Local environmentalists were out analyzing the beaches at Presque Isle State Park in the annual spring beach walk to determine the conditions and plan their next steps in renourishment.

Presque Isle State Park rangers were joined by the U.S. Army Corps of Engineers and advisory committee members to determine the conditions of the beaches after the mild winter season.

“Most of the time, Beach 1 and Beach 3…don’t really need nourishment so we really start from (Beach) 5. (Beach) 5 just to the west of (Beach) 6 is where most of the erosion happens in the park,” said Matt Greene, park operations manager, Presque Isle State Park.

A coastal engineer said that although erosion has taken place, there is a beneficial aspect this year.

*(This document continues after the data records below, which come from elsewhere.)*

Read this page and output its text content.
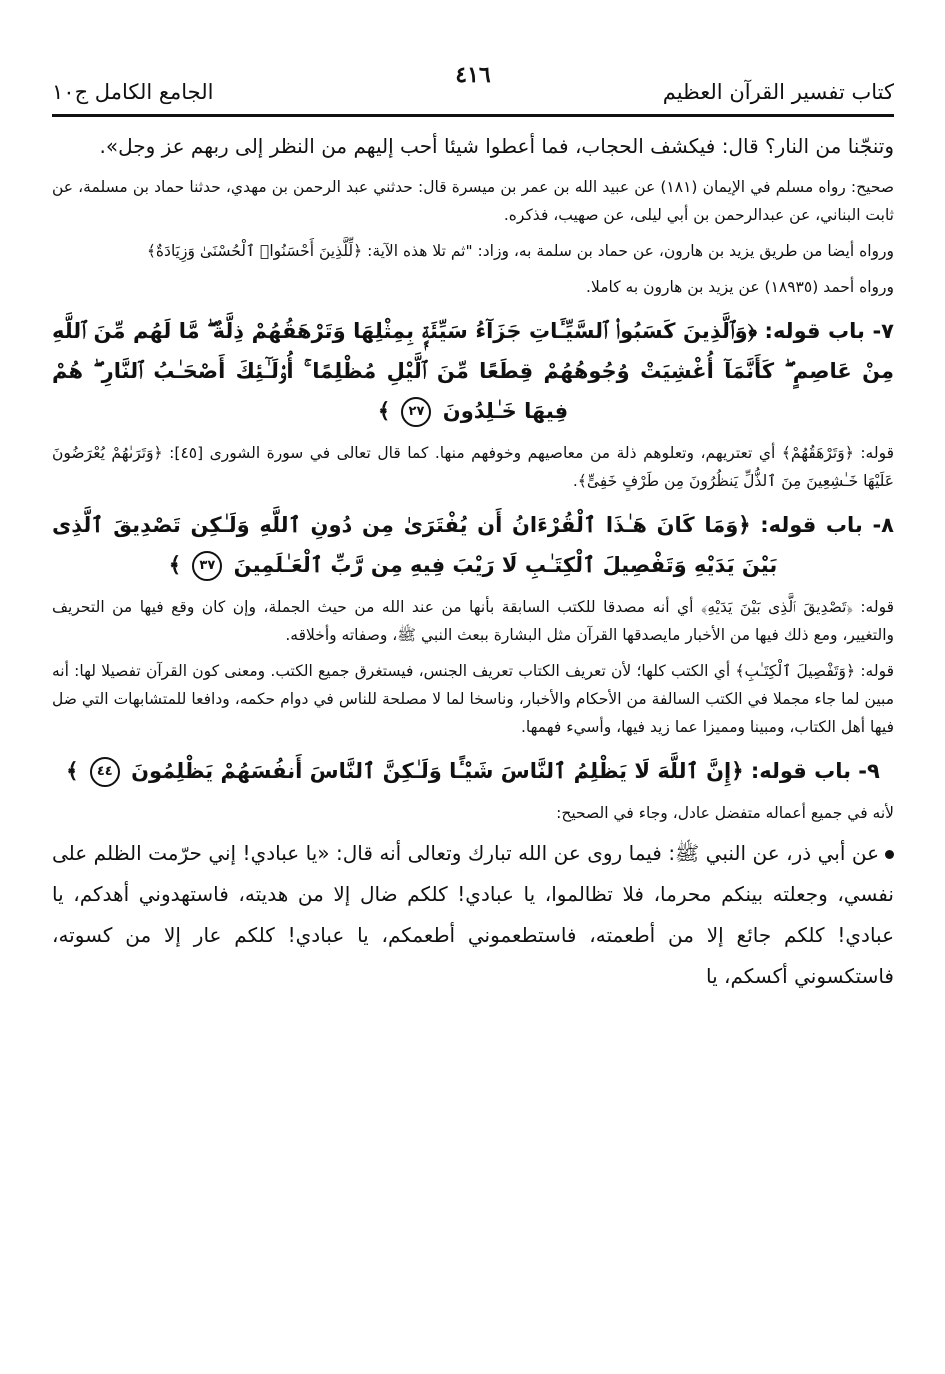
كتاب تفسير القرآن العظيم
٤١٦
الجامع الكامل ج١٠

وتنجّنا من النار؟ قال: فيكشف الحجاب، فما أعطوا شيئا أحب إليهم من النظر إلى ربهم عز وجل».

صحيح: رواه مسلم في الإيمان (١٨١) عن عبيد الله بن عمر بن ميسرة قال: حدثني عبد الرحمن بن مهدي، حدثنا حماد بن مسلمة، عن ثابت البناني، عن عبدالرحمن بن أبي ليلى، عن صهيب، فذكره.

ورواه أيضا من طريق يزيد بن هارون، عن حماد بن سلمة به، وزاد: "ثم تلا هذه الآية: ﴿لِّلَّذِينَ أَحْسَنُوا۟ ٱلْحُسْنَىٰ وَزِيَادَةٌ﴾

ورواه أحمد (١٨٩٣٥) عن يزيد بن هارون به كاملا.

٧- باب قوله: ﴿وَٱلَّذِينَ كَسَبُوا۟ ٱلسَّيِّـَٔاتِ جَزَآءُ سَيِّئَةٍۭ بِمِثْلِهَا وَتَرْهَقُهُمْ ذِلَّةٌ ۖ مَّا لَهُم مِّنَ ٱللَّهِ مِنْ عَاصِمٍ ۖ كَأَنَّمَآ أُغْشِيَتْ وُجُوهُهُمْ قِطَعًا مِّنَ ٱلَّيْلِ مُظْلِمًا ۚ أُو۟لَـٰٓئِكَ أَصْحَـٰبُ ٱلنَّارِ ۖ هُمْ فِيهَا خَـٰلِدُونَ ٢٧ ﴾

قوله: ﴿وَتَرْهَقُهُمْ﴾ أي تعتريهم، وتعلوهم ذلة من معاصيهم وخوفهم منها. كما قال تعالى في سورة الشورى [٤٥]: ﴿وَتَرَىٰهُمْ يُعْرَضُونَ عَلَيْهَا خَـٰشِعِينَ مِنَ ٱلذُّلِّ يَنظُرُونَ مِن طَرْفٍ خَفِىٍّ﴾.

٨- باب قوله: ﴿وَمَا كَانَ هَـٰذَا ٱلْقُرْءَانُ أَن يُفْتَرَىٰ مِن دُونِ ٱللَّهِ وَلَـٰكِن تَصْدِيقَ ٱلَّذِى بَيْنَ يَدَيْهِ وَتَفْصِيلَ ٱلْكِتَـٰبِ لَا رَيْبَ فِيهِ مِن رَّبِّ ٱلْعَـٰلَمِينَ ٣٧ ﴾

قوله: ﴿تَصْدِيقَ ٱلَّذِى بَيْنَ يَدَيْهِ﴾ أي أنه مصدقا للكتب السابقة بأنها من عند الله من حيث الجملة، وإن كان وقع فيها من التحريف والتغيير، ومع ذلك فيها من الأخبار مايصدقها القرآن مثل البشارة ببعث النبي ﷺ، وصفاته وأخلاقه.

قوله: ﴿وَتَفْصِيلَ ٱلْكِتَـٰبِ﴾ أي الكتب كلها؛ لأن تعريف الكتاب تعريف الجنس، فيستغرق جميع الكتب. ومعنى كون القرآن تفصيلا لها: أنه مبين لما جاء مجملا في الكتب السالفة من الأحكام والأخبار، وناسخا لما لا مصلحة للناس في دوام حكمه، ودافعا للمتشابهات التي ضل فيها أهل الكتاب، ومبينا ومميزا عما زيد فيها، وأسيء فهمها.

٩- باب قوله: ﴿إِنَّ ٱللَّهَ لَا يَظْلِمُ ٱلنَّاسَ شَيْـًٔا وَلَـٰكِنَّ ٱلنَّاسَ أَنفُسَهُمْ يَظْلِمُونَ ٤٤ ﴾

لأنه في جميع أعماله متفضل عادل، وجاء في الصحيح:

عن أبي ذر، عن النبي ﷺ: فيما روى عن الله تبارك وتعالى أنه قال: «يا عبادي! إني حرّمت الظلم على نفسي، وجعلته بينكم محرما، فلا تظالموا، يا عبادي! كلكم ضال إلا من هديته، فاستهدوني أهدكم، يا عبادي! كلكم جائع إلا من أطعمته، فاستطعموني أطعمكم، يا عبادي! كلكم عار إلا من كسوته، فاستكسوني أكسكم، يا
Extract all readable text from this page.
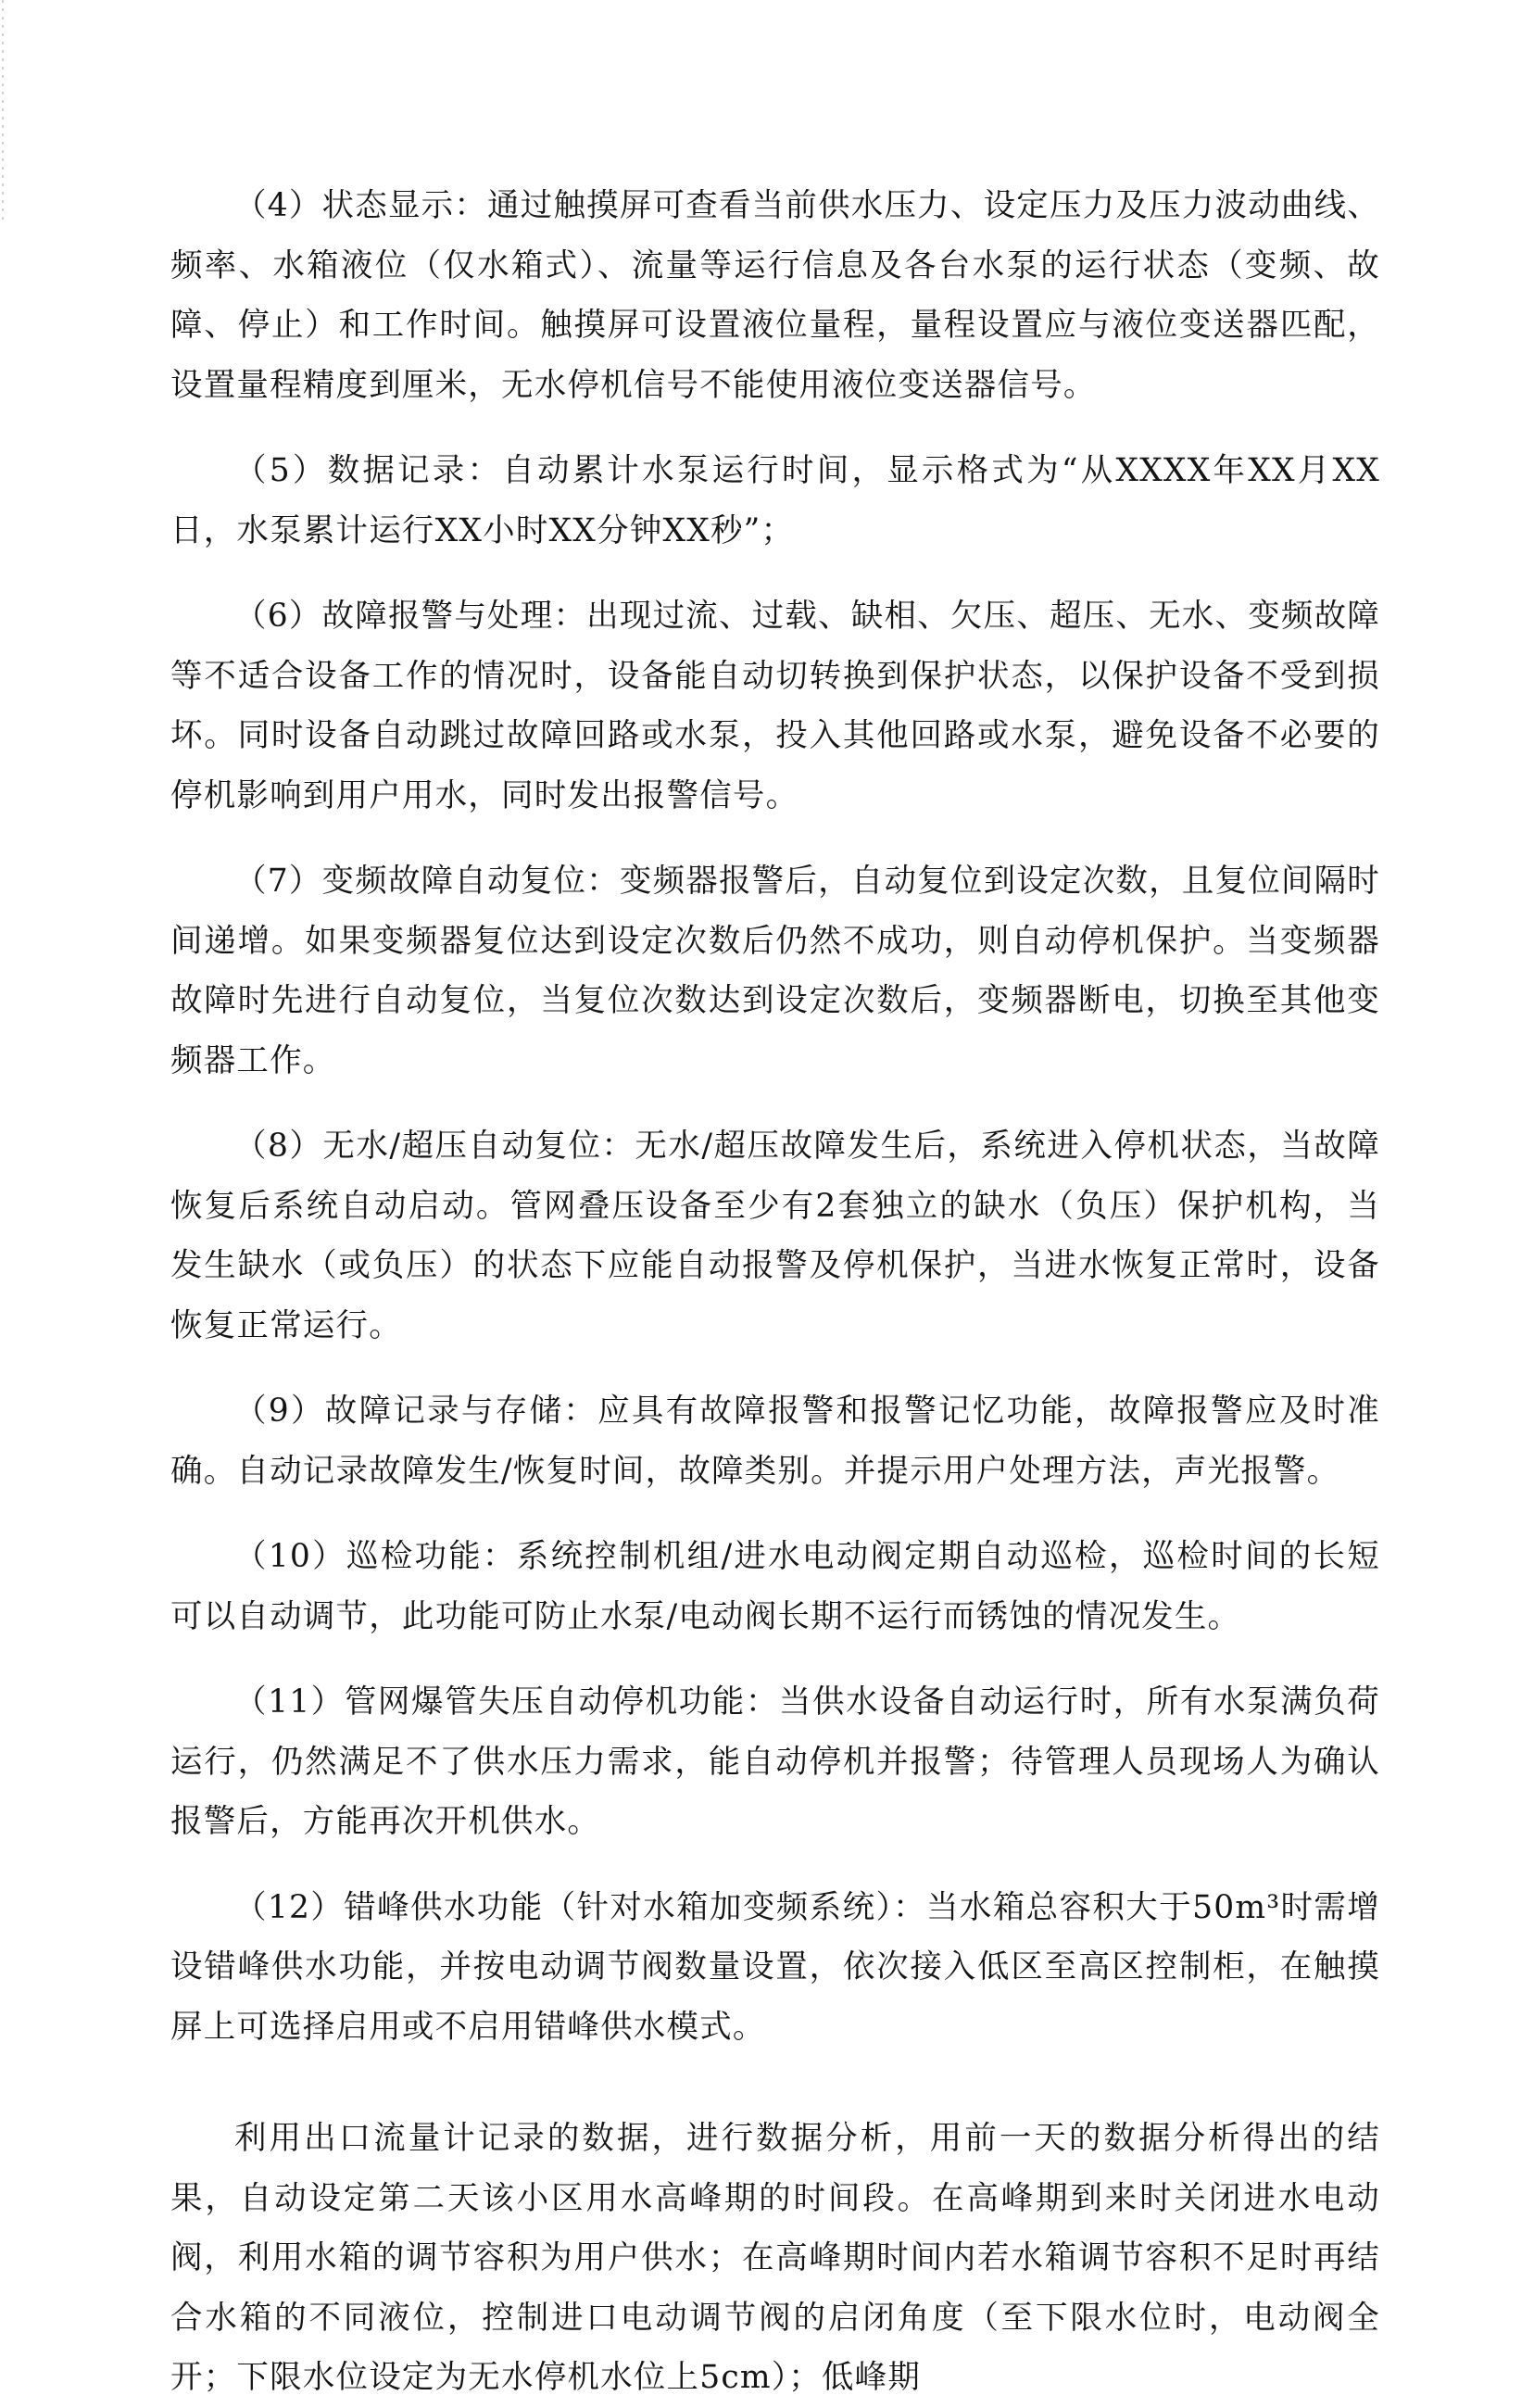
（4）状态显示：通过触摸屏可查看当前供水压力、设定压力及压力波动曲线、频率、水箱液位（仅水箱式）、流量等运行信息及各台水泵的运行状态（变频、故障、停止）和工作时间。触摸屏可设置液位量程，量程设置应与液位变送器匹配，设置量程精度到厘米，无水停机信号不能使用液位变送器信号。

（5）数据记录：自动累计水泵运行时间，显示格式为“从XXXX年XX月XX日，水泵累计运行XX小时XX分钟XX秒”；

（6）故障报警与处理：出现过流、过载、缺相、欠压、超压、无水、变频故障等不适合设备工作的情况时，设备能自动切转换到保护状态，以保护设备不受到损坏。同时设备自动跳过故障回路或水泵，投入其他回路或水泵，避免设备不必要的停机影响到用户用水，同时发出报警信号。

（7）变频故障自动复位：变频器报警后，自动复位到设定次数，且复位间隔时间递增。如果变频器复位达到设定次数后仍然不成功，则自动停机保护。当变频器故障时先进行自动复位，当复位次数达到设定次数后，变频器断电，切换至其他变频器工作。

（8）无水/超压自动复位：无水/超压故障发生后，系统进入停机状态，当故障恢复后系统自动启动。管网叠压设备至少有2套独立的缺水（负压）保护机构，当发生缺水（或负压）的状态下应能自动报警及停机保护，当进水恢复正常时，设备恢复正常运行。

（9）故障记录与存储：应具有故障报警和报警记忆功能，故障报警应及时准确。自动记录故障发生/恢复时间，故障类别。并提示用户处理方法，声光报警。

（10）巡检功能：系统控制机组/进水电动阀定期自动巡检，巡检时间的长短可以自动调节，此功能可防止水泵/电动阀长期不运行而锈蚀的情况发生。

（11）管网爆管失压自动停机功能：当供水设备自动运行时，所有水泵满负荷运行，仍然满足不了供水压力需求，能自动停机并报警；待管理人员现场人为确认报警后，方能再次开机供水。

（12）错峰供水功能（针对水箱加变频系统）：当水箱总容积大于50m³时需增设错峰供水功能，并按电动调节阀数量设置，依次接入低区至高区控制柜，在触摸屏上可选择启用或不启用错峰供水模式。

利用出口流量计记录的数据，进行数据分析，用前一天的数据分析得出的结果，自动设定第二天该小区用水高峰期的时间段。在高峰期到来时关闭进水电动阀，利用水箱的调节容积为用户供水；在高峰期时间内若水箱调节容积不足时再结合水箱的不同液位，控制进口电动调节阀的启闭角度（至下限水位时，电动阀全开；下限水位设定为无水停机水位上5cm）；低峰期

“Unfortunately, without the ice setting in, we did have regular wave action impacting the shoreline. We haven’t had too much for really heavy storms lately. February and March time frame there were a couple of bigger blows here and there, but I think we’ve benefitted from a slightly milder set of wind events and everything too,” said Weston Cross, coastal engineer, U.S. Army Corps of Engineers, Buffalo District.

The park operations manager said their findings also show lower water elevation levels than in past years.

“The water elevation is down to a much more manageable level. That means that scouring effect of erosion won’t happen as far up into the system, so we’re not losing as much sand as we were back in 2019 and 2020,” Greene said.

Greene told WJET that the next steps involve planning the best way to renourish the park.

“The Corps is going to go back and crunch all the numbers and determine. We have $1.5 million from the federal government and $1.5 million from the state, so we got about $3 million in the project — looking at with the new contract this year, what the sand prices are, what kind of quantities they can expect and then where those quantities are actually going to go out on the map,” Greene added.

Greene also said that some dredging of tombolos is also expected to take place during the renourishment process, which is expected to begin at the very beginning of June.